Jésus avait dit à Philippe : "Qui m'a vu a vu le Père". Il avait également déclaré : "Le Fils ne fait rien de lui-même, rien qu'il ne voit faire au Père." Par conséquent, en bonne logique, il faut conclure nos propos en déclarant que le geste de Jésus acceptant sa mort doit être regardé comme un geste du Père. La parabole des vignerons homicides nous montre le propriétaire, Dieu, manifestant un amour absurde, démesuré, pour sa vigne d'abord, mais aussi pour celui qui lui tient le plus à coeur : son fils unique. Il envoie son fils au risque de la mort. Et l'évangile de Jean déclare, plus simplement encore : "Dieu a tellement aimé le monde qu'il a donné son Fils unique, pour que tout homme qui croit en lui ne périsse pas, mais ait la vie éternelle." (3, 16) Nous voilà à cent lieues d'un Dieu réclamant la mort de qui que ce soit.
Ici, mort et résurrection ne s'opposent plus : c'est un seul et même geste du Père qui, en Jésus et par lui, nous donne la vie. C'est ainsi que Dieu se dit. En Jésus, c'est Dieu lui-même qui aime "jusqu'à la fin." Et la croix devient notre seule parole possible et véridique sur Dieu (1 Corinthiens 2, 2).

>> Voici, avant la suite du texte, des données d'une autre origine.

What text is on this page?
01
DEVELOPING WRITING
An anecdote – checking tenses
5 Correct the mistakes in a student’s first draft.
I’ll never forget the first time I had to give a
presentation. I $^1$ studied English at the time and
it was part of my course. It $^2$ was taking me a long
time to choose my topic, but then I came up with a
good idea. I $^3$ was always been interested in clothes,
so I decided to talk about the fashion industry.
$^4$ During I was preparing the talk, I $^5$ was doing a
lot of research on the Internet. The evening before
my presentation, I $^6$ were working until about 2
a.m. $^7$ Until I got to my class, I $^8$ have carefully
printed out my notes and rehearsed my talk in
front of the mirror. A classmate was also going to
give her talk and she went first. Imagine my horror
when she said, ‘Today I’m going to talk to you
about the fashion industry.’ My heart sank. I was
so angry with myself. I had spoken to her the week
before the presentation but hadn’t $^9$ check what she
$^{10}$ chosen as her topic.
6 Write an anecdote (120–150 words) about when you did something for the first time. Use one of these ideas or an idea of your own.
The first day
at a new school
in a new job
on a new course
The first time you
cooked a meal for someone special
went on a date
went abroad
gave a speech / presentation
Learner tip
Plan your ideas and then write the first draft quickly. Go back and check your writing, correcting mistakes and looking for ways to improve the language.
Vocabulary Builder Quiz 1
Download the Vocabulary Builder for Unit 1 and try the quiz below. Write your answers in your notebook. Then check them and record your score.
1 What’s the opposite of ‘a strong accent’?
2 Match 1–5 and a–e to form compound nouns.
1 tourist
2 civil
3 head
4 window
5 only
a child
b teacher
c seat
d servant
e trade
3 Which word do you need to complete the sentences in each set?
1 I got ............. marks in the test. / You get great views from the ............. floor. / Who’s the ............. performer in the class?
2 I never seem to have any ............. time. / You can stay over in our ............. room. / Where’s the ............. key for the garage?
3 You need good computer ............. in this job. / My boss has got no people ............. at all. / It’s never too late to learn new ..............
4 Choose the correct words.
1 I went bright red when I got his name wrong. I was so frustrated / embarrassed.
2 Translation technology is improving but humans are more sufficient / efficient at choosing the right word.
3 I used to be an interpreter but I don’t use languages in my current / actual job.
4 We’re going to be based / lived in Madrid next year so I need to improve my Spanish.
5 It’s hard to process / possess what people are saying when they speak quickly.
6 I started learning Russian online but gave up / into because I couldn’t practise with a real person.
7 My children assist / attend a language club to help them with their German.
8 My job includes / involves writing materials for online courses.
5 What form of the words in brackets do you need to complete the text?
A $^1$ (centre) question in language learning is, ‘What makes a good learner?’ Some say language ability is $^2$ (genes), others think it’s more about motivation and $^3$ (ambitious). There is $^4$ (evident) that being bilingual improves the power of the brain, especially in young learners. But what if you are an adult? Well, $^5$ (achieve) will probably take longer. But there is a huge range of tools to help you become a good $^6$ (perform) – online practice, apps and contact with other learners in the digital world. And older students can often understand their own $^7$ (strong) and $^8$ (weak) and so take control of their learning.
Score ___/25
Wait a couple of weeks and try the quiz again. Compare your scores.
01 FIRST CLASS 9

Ce ne sera qu'au IIe siècle, à l'époque de Tertullien, semble-t-il, que le signe de la croix, que nous traçons sur nous "au nom du Père, du Fils et du Saint Esprit" deviendra le lieu unique où Dieu peut-être nommé et par lequel on sera baptisé. Devant la croix, nous savons enfin qui est Dieu et qui nous sommes. En nous marquant de la croix, nous nous engageons dans le processus de l'amour trinitaire : nous entrons dans le mouvement de don, d'échange, de partage où chacun ne veut être que par et pour l'autre.